Behavioral indicators to watch:

  • ssh-keysign executed outside of an active SSH session context
  • chage invoked by a non-root user with anomalous timing
  • /proc/<pid>/fd directory traversal on a SUID process from a different UID
  • File descriptor activity on /etc/ssh/*_key paths from non-root processes

A note on file access monitoring: using atime changes on SSH host key files is not reliable for detecting exploitation. Many systems mount with relatime or noatime, and legitimate sshd activity reads these files regularly anyway. Syscall-level auditing via auditd or eBPF-based tooling gives a much cleaner signal.


What You Can Do Now

1. Patch and reboot

Install the kernel update from your distribution and reboot. Updating the package without rebooting leaves the vulnerable kernel in memory — you are not protected until the new kernel is running.

Terminal window
# Debian/Ubuntu
sudo apt update && sudo apt upgrade linux-image-generic
sudo reboot
# RHEL/Fedora
sudo dnf update kernel
sudo reboot
# Arch/CachyOS
sudo pacman -Syu
sudo reboot

2. Apply the interim workaround if you can’t reboot immediately

Terminal window
# Restrict ptrace to processes with CAP_SYS_PTRACE only
echo kernel.yama.ptrace_scope=2 | sudo tee /etc/sysctl.d/99-CVE-2026-46333.conf
sudo sysctl -p /etc/sysctl.d/99-CVE-2026-46333.conf

Side effect: this breaks unprivileged use of gdb, strace, and similar tools. Acceptable for production servers; disruptive on developer workstations.

3. Rotate SSH host keys if exposure is plausible

If untrusted users have had local shell access to any of your systems — even briefly — assume the SSH host keys may have been stolen. You cannot verify whether the exploit was used:

Terminal window
# Remove old host keys and generate new ones
sudo rm /etc/ssh/ssh_host_*
sudo ssh-keygen -A
sudo systemctl restart ssh

After rotating, clients will see a host key mismatch warning. Do not instruct users to blindly accept the new key or run ssh-keyscan without first verifying the new fingerprint out-of-band — if a MITM situation exists, blindly trusting the presented key defeats the purpose of rotating. Distribute the new fingerprint through a trusted channel (configuration management, internal documentation, a verified Slack message) and have users confirm it matches before accepting.

Terminal window
# Get the new fingerprint to distribute
ssh-keygen -lf /etc/ssh/ssh_host_ed25519_key.pub

4. Verify your running kernel version

Terminal window
uname -r
# Compare against your distro's patched version in the security advisory

5. Check if ssh-keysign is installed and SUID

Terminal window
ls -la /usr/lib/openssh/ssh-keysign 2>/dev/null \
|| ls -la /usr/libexec/openssh/ssh-keysign 2>/dev/null

If the binary exists with the SUID bit set and you haven’t rebooted into a patched kernel, you’re exposed.

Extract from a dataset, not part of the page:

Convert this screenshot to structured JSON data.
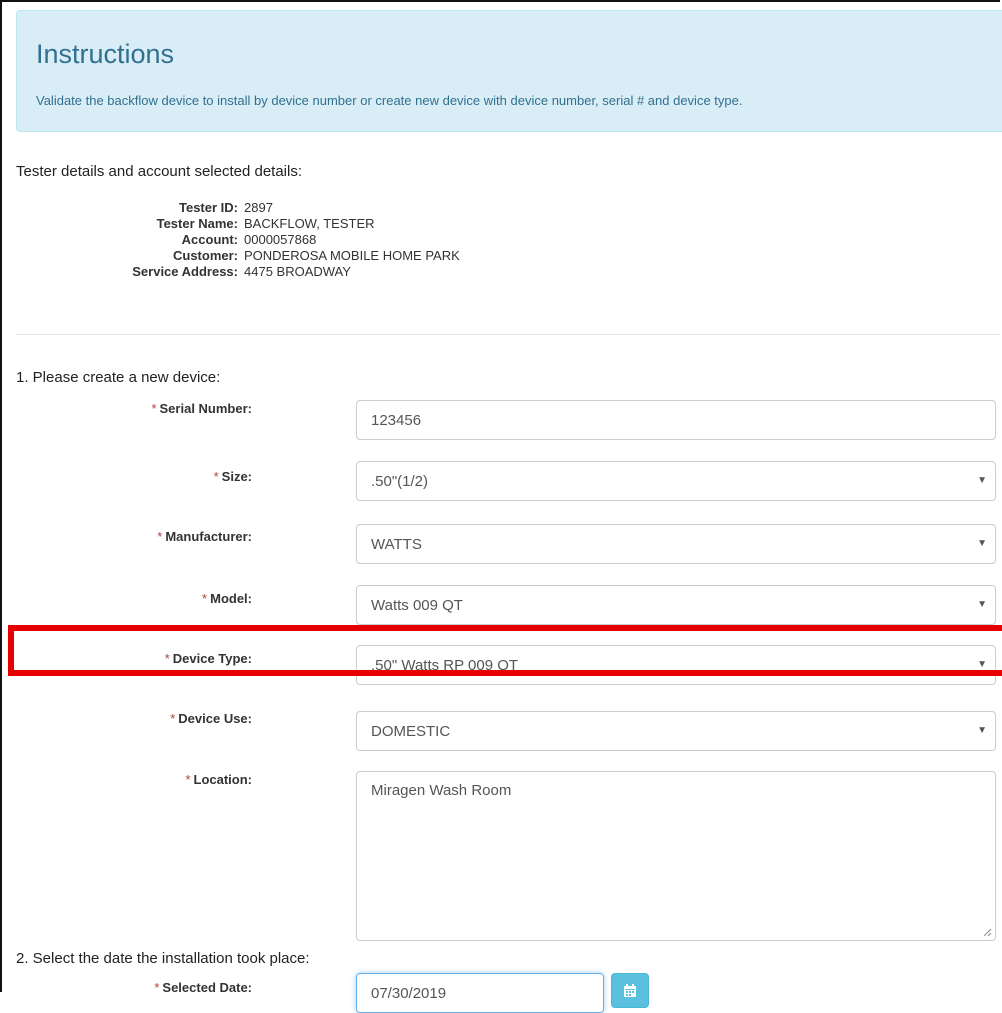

The kernel.org CNA called this a 7.1. CISA said 5.5. Ubuntu said High. What all three agree on is that an unprivileged shell is enough to walk out with your SSH host keys. Nine years is a long time for a bug to hide in one of the world’s most audited codebases. Patch tonight, rotate your keys if there’s any doubt, and if this is the fourth kernel patch you’ve applied this month — it might be time to revisit your update cadence.